On Tuesday night, legislators in Suffolk County, N.Y. voted to raise the minimum age to purchase tobacco products from 19 to 21, making it illegal for retailers to sell cigars, pipes, cigarettes, e-cigarettes, chewing tobacco, herbal cigarettes and rolling papers to those under 21 years of age. It now heads to the desk of County Executive Steven Bellone, and if he signs it, will go into effect on Jan. 1 , 2015.

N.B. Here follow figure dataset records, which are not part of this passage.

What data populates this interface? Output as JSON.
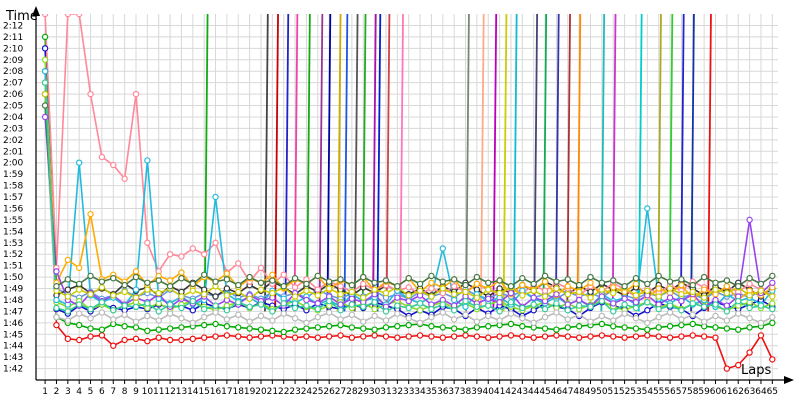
{
  "chart_data": {
    "type": "line",
    "ylabel": "Time",
    "xlabel": "Laps",
    "grid": true,
    "x_ticks": [
      1,
      2,
      3,
      4,
      5,
      6,
      7,
      8,
      9,
      10,
      11,
      12,
      13,
      14,
      15,
      16,
      17,
      18,
      19,
      20,
      21,
      22,
      23,
      24,
      25,
      26,
      27,
      28,
      29,
      30,
      31,
      32,
      33,
      34,
      35,
      36,
      37,
      38,
      39,
      40,
      41,
      42,
      43,
      44,
      45,
      46,
      47,
      48,
      49,
      50,
      51,
      52,
      53,
      54,
      55,
      56,
      57,
      58,
      59,
      60,
      61,
      62,
      63,
      64,
      65
    ],
    "y_ticks": [
      "1:42",
      "1:43",
      "1:44",
      "1:45",
      "1:46",
      "1:47",
      "1:48",
      "1:49",
      "1:50",
      "1:51",
      "1:52",
      "1:53",
      "1:54",
      "1:55",
      "1:56",
      "1:57",
      "1:58",
      "1:59",
      "2:00",
      "2:01",
      "2:02",
      "2:03",
      "2:04",
      "2:05",
      "2:06",
      "2:07",
      "2:08",
      "2:09",
      "2:10",
      "2:11",
      "2:12"
    ],
    "ylim_seconds": [
      101,
      133
    ],
    "xlim": [
      0.2,
      65.5
    ],
    "series": [
      {
        "color": "#ee1111",
        "values": [
          128,
          105.8,
          104.6,
          104.5,
          104.8,
          104.9,
          104.0,
          104.5,
          104.6,
          104.4,
          104.7,
          104.5,
          104.5,
          104.6,
          104.7,
          104.8,
          104.9,
          104.8,
          104.7,
          104.8,
          104.9,
          104.8,
          104.7,
          104.8,
          104.7,
          104.8,
          104.9,
          104.7,
          104.8,
          104.9,
          104.8,
          104.7,
          104.8,
          104.9,
          104.8,
          104.7,
          104.8,
          104.9,
          104.8,
          104.7,
          104.8,
          104.9,
          104.8,
          104.7,
          104.8,
          104.9,
          104.8,
          104.7,
          104.8,
          104.9,
          104.8,
          104.7,
          104.8,
          104.9,
          104.8,
          104.7,
          104.8,
          104.9,
          104.8,
          104.7,
          102.0,
          102.3,
          103.4,
          104.9,
          102.8
        ]
      },
      {
        "color": "#00aa00",
        "values": [
          131,
          106.5,
          106.0,
          105.8,
          105.5,
          105.4,
          105.9,
          105.7,
          105.6,
          105.3,
          105.4,
          105.5,
          105.6,
          105.7,
          105.8,
          105.9,
          105.7,
          105.6,
          105.5,
          105.4,
          105.3,
          105.2,
          105.4,
          105.5,
          105.6,
          105.7,
          105.8,
          105.6,
          105.5,
          105.4,
          105.6,
          105.7,
          105.8,
          105.9,
          105.7,
          105.6,
          105.5,
          105.4,
          105.6,
          105.7,
          105.8,
          105.9,
          105.7,
          105.6,
          105.5,
          105.4,
          105.6,
          105.7,
          105.8,
          105.9,
          105.7,
          105.6,
          105.5,
          105.4,
          105.6,
          105.7,
          105.8,
          105.9,
          105.7,
          105.6,
          105.5,
          105.4,
          105.6,
          105.7,
          106.0
        ]
      },
      {
        "color": "#1111cc",
        "values": [
          130,
          107.2,
          106.8,
          107.5,
          107.0,
          107.6,
          107.3,
          107.1,
          107.4,
          107.2,
          107.6,
          107.3,
          107.5,
          107.1,
          107.7,
          107.4,
          107.2,
          107.6,
          107.3,
          107.8,
          107.5,
          107.2,
          107.6,
          107.1,
          107.7,
          107.4,
          107.2,
          107.6,
          107.3,
          107.8,
          107.5,
          107.2,
          106.6,
          107.1,
          106.7,
          107.4,
          107.2,
          106.6,
          107.3,
          106.8,
          107.5,
          107.2,
          106.6,
          107.1,
          107.7,
          107.4,
          107.2,
          106.6,
          107.3,
          107.8,
          107.5,
          107.2,
          106.6,
          107.1,
          107.7,
          107.4,
          107.2,
          106.6,
          107.3,
          107.8,
          107.5,
          107.2,
          107.6,
          108.0,
          107.4
        ]
      },
      {
        "color": "#6699dd",
        "values": [
          127,
          109.0,
          108.5,
          108.2,
          108.7,
          108.1,
          108.4,
          108.8,
          108.3,
          108.6,
          108.2,
          108.9,
          108.4,
          108.1,
          108.6,
          108.3,
          108.8,
          108.2,
          108.5,
          108.1,
          108.7,
          108.3,
          108.6,
          108.2,
          108.9,
          108.4,
          108.1,
          108.6,
          108.3,
          108.8,
          108.2,
          108.5,
          108.1,
          108.7,
          108.3,
          108.6,
          108.2,
          108.9,
          108.4,
          108.1,
          108.6,
          108.3,
          108.8,
          108.2,
          108.5,
          108.1,
          108.7,
          108.3,
          108.6,
          108.2,
          108.9,
          108.4,
          108.1,
          108.6,
          108.3,
          108.8,
          108.2,
          108.5,
          108.1,
          108.7,
          108.3,
          108.6,
          108.2,
          108.9,
          108.4
        ]
      },
      {
        "color": "#88dd22",
        "values": [
          129,
          107.8,
          107.4,
          107.9,
          107.2,
          107.6,
          107.1,
          107.5,
          107.8,
          107.3,
          107.7,
          107.2,
          107.6,
          107.9,
          107.4,
          107.1,
          107.5,
          107.8,
          107.3,
          107.7,
          107.2,
          107.6,
          107.9,
          107.4,
          107.1,
          107.5,
          107.8,
          107.3,
          107.7,
          107.2,
          107.6,
          107.9,
          107.4,
          107.1,
          107.5,
          107.8,
          107.3,
          107.7,
          107.2,
          107.6,
          107.9,
          107.4,
          107.1,
          107.5,
          107.8,
          107.3,
          107.7,
          107.2,
          107.6,
          107.9,
          107.4,
          107.1,
          107.5,
          107.8,
          107.3,
          107.7,
          107.2,
          107.6,
          107.9,
          107.4,
          107.1,
          107.5,
          107.8,
          107.3,
          107.7
        ]
      },
      {
        "color": "#333333",
        "values": [
          126,
          108.4,
          108.9,
          109.3,
          108.6,
          109.0,
          108.5,
          109.4,
          108.8,
          109.1,
          108.4,
          109.2,
          108.7,
          109.5,
          108.9,
          108.3,
          109.0,
          108.6,
          109.3,
          108.8,
          109.6,
          109.1,
          108.5,
          109.2,
          108.7,
          109.4,
          108.9,
          108.4,
          109.1,
          108.6,
          109.3,
          108.8,
          108.5,
          109.0,
          108.4,
          109.2,
          108.7,
          109.5,
          108.9,
          108.3,
          109.0,
          108.6,
          109.3,
          108.8,
          109.6,
          109.1,
          108.5,
          109.2,
          108.7,
          109.4,
          108.9,
          108.4,
          109.1,
          108.6,
          109.3,
          108.8,
          109.5,
          109.0,
          108.4,
          109.2,
          108.7,
          109.5,
          108.9,
          108.3,
          109.0
        ]
      },
      {
        "color": "#ff8899",
        "values": [
          133,
          110.8,
          133,
          133,
          126.0,
          120.5,
          119.8,
          118.6,
          126.0,
          113.0,
          110.5,
          112.0,
          111.8,
          112.5,
          112.0,
          113.0,
          110.4,
          111.2,
          109.6,
          110.8,
          109.4,
          110.2,
          109.1,
          109.8,
          108.9,
          109.6,
          109.2,
          108.7,
          109.4,
          108.9,
          109.3,
          108.8,
          109.1,
          108.5,
          109.0,
          108.6,
          109.2,
          108.7,
          109.4,
          108.9,
          108.5,
          109.1,
          108.6,
          109.3,
          108.8,
          109.5,
          109.0,
          108.4,
          109.2,
          108.7,
          109.5,
          108.9,
          108.3,
          109.0,
          108.6,
          109.3,
          108.8,
          109.6,
          109.1,
          108.5,
          109.2,
          108.7,
          109.4,
          108.9,
          108.4
        ]
      },
      {
        "color": "#22bbdd",
        "values": [
          128,
          108.0,
          107.6,
          120.0,
          108.4,
          107.8,
          108.2,
          107.5,
          108.9,
          120.2,
          108.1,
          107.7,
          108.3,
          107.6,
          108.0,
          117.0,
          108.5,
          107.9,
          108.2,
          107.6,
          108.8,
          108.1,
          107.7,
          108.3,
          107.6,
          108.0,
          107.4,
          108.5,
          107.9,
          108.2,
          107.6,
          108.8,
          108.1,
          107.7,
          108.3,
          112.5,
          108.0,
          107.4,
          108.5,
          107.9,
          108.2,
          107.6,
          108.8,
          108.1,
          107.7,
          108.3,
          107.6,
          108.0,
          107.4,
          108.5,
          107.9,
          108.2,
          107.6,
          116.0,
          108.1,
          107.7,
          108.3,
          107.6,
          108.0,
          107.4,
          108.5,
          107.9,
          108.2,
          107.6,
          108.8
        ]
      },
      {
        "color": "#bbbbbb",
        "values": [
          125,
          106.5,
          106.2,
          106.8,
          106.4,
          106.9,
          106.3,
          106.7,
          106.1,
          106.6,
          106.2,
          106.8,
          106.4,
          106.0,
          106.5,
          106.9,
          106.3,
          106.7,
          106.1,
          106.6,
          106.2,
          106.8,
          106.4,
          106.0,
          106.5,
          106.9,
          106.3,
          106.7,
          106.1,
          106.6,
          106.2,
          106.8,
          106.4,
          106.0,
          106.5,
          106.9,
          106.3,
          106.7,
          106.1,
          106.6,
          106.2,
          106.8,
          106.4,
          106.0,
          106.5,
          106.9,
          106.3,
          106.7,
          106.1,
          106.6,
          106.2,
          106.8,
          106.4,
          106.0,
          106.5,
          106.9,
          106.3,
          106.7,
          106.1,
          106.6,
          106.2,
          106.8,
          106.4,
          106.0,
          106.5
        ]
      },
      {
        "color": "#ffaa00",
        "values": [
          127,
          109.5,
          111.5,
          110.8,
          115.5,
          109.8,
          110.2,
          109.6,
          110.5,
          109.3,
          110.1,
          109.7,
          110.4,
          109.2,
          110.0,
          109.6,
          110.3,
          109.1,
          109.9,
          109.5,
          110.2,
          109.0,
          109.8,
          109.4,
          110.1,
          108.9,
          109.7,
          109.3,
          110.0,
          108.8,
          109.6,
          109.2,
          109.9,
          108.7,
          109.5,
          109.1,
          109.8,
          108.6,
          109.4,
          109.0,
          109.7,
          108.5,
          109.3,
          108.9,
          109.6,
          108.4,
          109.2,
          108.8,
          109.5,
          108.3,
          109.1,
          108.7,
          109.4,
          108.2,
          109.0,
          108.6,
          109.3,
          108.1,
          108.9,
          108.5,
          109.2,
          108.0,
          108.8,
          108.4,
          109.1
        ]
      },
      {
        "color": "#9944ee",
        "values": [
          124,
          110.5,
          108.0,
          107.5,
          108.6,
          107.9,
          108.4,
          107.6,
          108.2,
          107.8,
          108.5,
          107.4,
          108.1,
          107.7,
          108.3,
          107.5,
          108.0,
          107.6,
          108.4,
          107.9,
          108.2,
          107.5,
          108.6,
          108.0,
          107.7,
          108.3,
          107.6,
          108.1,
          107.8,
          108.5,
          107.4,
          108.2,
          107.9,
          108.4,
          107.6,
          108.0,
          107.5,
          108.3,
          107.7,
          108.1,
          107.8,
          108.6,
          107.4,
          108.2,
          107.9,
          108.5,
          107.6,
          108.0,
          107.5,
          108.3,
          107.7,
          108.1,
          107.8,
          108.4,
          107.6,
          108.2,
          107.9,
          108.5,
          107.4,
          108.0,
          107.5,
          108.3,
          115.0,
          108.6,
          109.5
        ]
      },
      {
        "color": "#cccc00",
        "values": [
          126,
          108.8,
          108.3,
          108.9,
          108.5,
          109.1,
          108.4,
          108.7,
          108.2,
          108.9,
          108.6,
          109.0,
          108.3,
          108.8,
          108.5,
          109.2,
          108.4,
          108.7,
          108.1,
          108.9,
          108.6,
          109.1,
          108.3,
          108.8,
          108.4,
          109.0,
          108.5,
          108.7,
          108.2,
          108.9,
          108.6,
          109.1,
          108.4,
          108.8,
          108.3,
          109.0,
          108.5,
          108.7,
          108.2,
          108.9,
          108.6,
          109.1,
          108.4,
          108.8,
          108.3,
          109.0,
          108.5,
          108.7,
          108.2,
          108.9,
          108.6,
          109.1,
          108.4,
          108.8,
          108.3,
          109.0,
          108.5,
          108.7,
          108.2,
          108.9,
          108.6,
          109.1,
          108.4,
          108.8,
          108.3
        ]
      },
      {
        "color": "#447744",
        "values": [
          125,
          109.2,
          109.8,
          109.4,
          110.1,
          109.6,
          109.9,
          109.3,
          110.0,
          109.5,
          109.7,
          109.2,
          109.9,
          109.4,
          110.2,
          109.6,
          109.8,
          109.3,
          110.0,
          109.5,
          109.7,
          109.2,
          109.9,
          109.4,
          110.1,
          109.6,
          109.8,
          109.3,
          110.0,
          109.5,
          109.7,
          109.2,
          109.9,
          109.4,
          110.1,
          109.6,
          109.8,
          109.3,
          110.0,
          109.5,
          109.7,
          109.2,
          109.9,
          109.4,
          110.1,
          109.6,
          109.8,
          109.3,
          110.0,
          109.5,
          109.7,
          109.2,
          109.9,
          109.4,
          110.1,
          109.6,
          109.8,
          109.3,
          110.0,
          109.5,
          109.7,
          109.2,
          109.9,
          109.4,
          110.1
        ]
      },
      {
        "color": "#33cc99",
        "values": [
          127,
          107.3,
          107.0,
          107.6,
          107.2,
          107.8,
          107.1,
          107.5,
          107.4,
          107.7,
          107.0,
          107.6,
          107.3,
          107.9,
          107.2,
          107.5,
          107.1,
          107.8,
          107.4,
          107.6,
          107.0,
          107.7,
          107.3,
          107.5,
          107.2,
          107.9,
          107.1,
          107.6,
          107.4,
          107.8,
          107.0,
          107.5,
          107.3,
          107.7,
          107.2,
          107.6,
          107.1,
          107.9,
          107.4,
          107.5,
          107.0,
          107.8,
          107.3,
          107.6,
          107.2,
          107.7,
          107.1,
          107.5,
          107.4,
          107.9,
          107.0,
          107.6,
          107.3,
          107.8,
          107.2,
          107.5,
          107.1,
          107.7,
          107.4,
          107.6,
          107.0,
          107.9,
          107.3,
          107.5,
          107.2
        ]
      }
    ],
    "spikes": [
      {
        "color": "#11aa11",
        "x": 15.3
      },
      {
        "color": "#444444",
        "x": 20.6
      },
      {
        "color": "#cc0000",
        "x": 21.5
      },
      {
        "color": "#2222cc",
        "x": 22.4
      },
      {
        "color": "#ee44aa",
        "x": 23.2
      },
      {
        "color": "#11aa11",
        "x": 24.3
      },
      {
        "color": "#993399",
        "x": 25.4
      },
      {
        "color": "#0000aa",
        "x": 26.1
      },
      {
        "color": "#ccaa00",
        "x": 27.0
      },
      {
        "color": "#2255dd",
        "x": 27.6
      },
      {
        "color": "#555555",
        "x": 28.5
      },
      {
        "color": "#22aa22",
        "x": 29.2
      },
      {
        "color": "#aa11aa",
        "x": 30.1
      },
      {
        "color": "#0022cc",
        "x": 30.5
      },
      {
        "color": "#cc4444",
        "x": 31.3
      },
      {
        "color": "#ff77bb",
        "x": 32.5
      },
      {
        "color": "#778877",
        "x": 38.3
      },
      {
        "color": "#ffaa88",
        "x": 39.6
      },
      {
        "color": "#bb00bb",
        "x": 40.7
      },
      {
        "color": "#cccc00",
        "x": 41.6
      },
      {
        "color": "#11bbcc",
        "x": 42.5
      },
      {
        "color": "#444477",
        "x": 44.3
      },
      {
        "color": "#11aa55",
        "x": 45.1
      },
      {
        "color": "#3333aa",
        "x": 46.2
      },
      {
        "color": "#aa3333",
        "x": 47.2
      },
      {
        "color": "#ff8800",
        "x": 48.1
      },
      {
        "color": "#22bbbb",
        "x": 50.2
      },
      {
        "color": "#cc33cc",
        "x": 51.2
      },
      {
        "color": "#00cccc",
        "x": 53.5
      },
      {
        "color": "#aaaa22",
        "x": 55.2
      },
      {
        "color": "#33cc33",
        "x": 56.2
      },
      {
        "color": "#2222cc",
        "x": 57.2
      },
      {
        "color": "#1133aa",
        "x": 58.1
      },
      {
        "color": "#ee1111",
        "x": 59.6
      }
    ]
  }
}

Legis. William Spencer (D-Centerport), the bill’s sponsor and a pediatric surgeon, told Newsday.com that “this will save lives” after it was announced that it had passed by a vote of 10-8. One of the bill’s most critical opponents, Minority Leader Legis. John M. Kennedy Jr. (R-Nesconset), maintained that 19-year-olds are capable of making their own decisions on whether or not to purchase tobacco, saying that “”nineteen-year-olds have a bundle of rights — they can vote, they can marry, they can enter contracts and serve in the military — but to say they don’t have the innate ability to make a choice about tobacco consumption gravely concerns me as overreaching.”
The bill attempts to reduce the sale of tobacco to those under 21 by going after merchants, not the users. Retailers selling tobacco products to those under 21 will face fines of up to $1,000 on the first offense and $1,500 on the second offense.
Suffolk County is home to nearly 1.5 million residents and encompasses the central and eastern sections of Long Island.
The passage of this bill in Suffolk County would seem to indicate that a similar bill in neighboring Nassau County could also be passed in the near future.
Update: This bill was signed into law on Monday, April 14.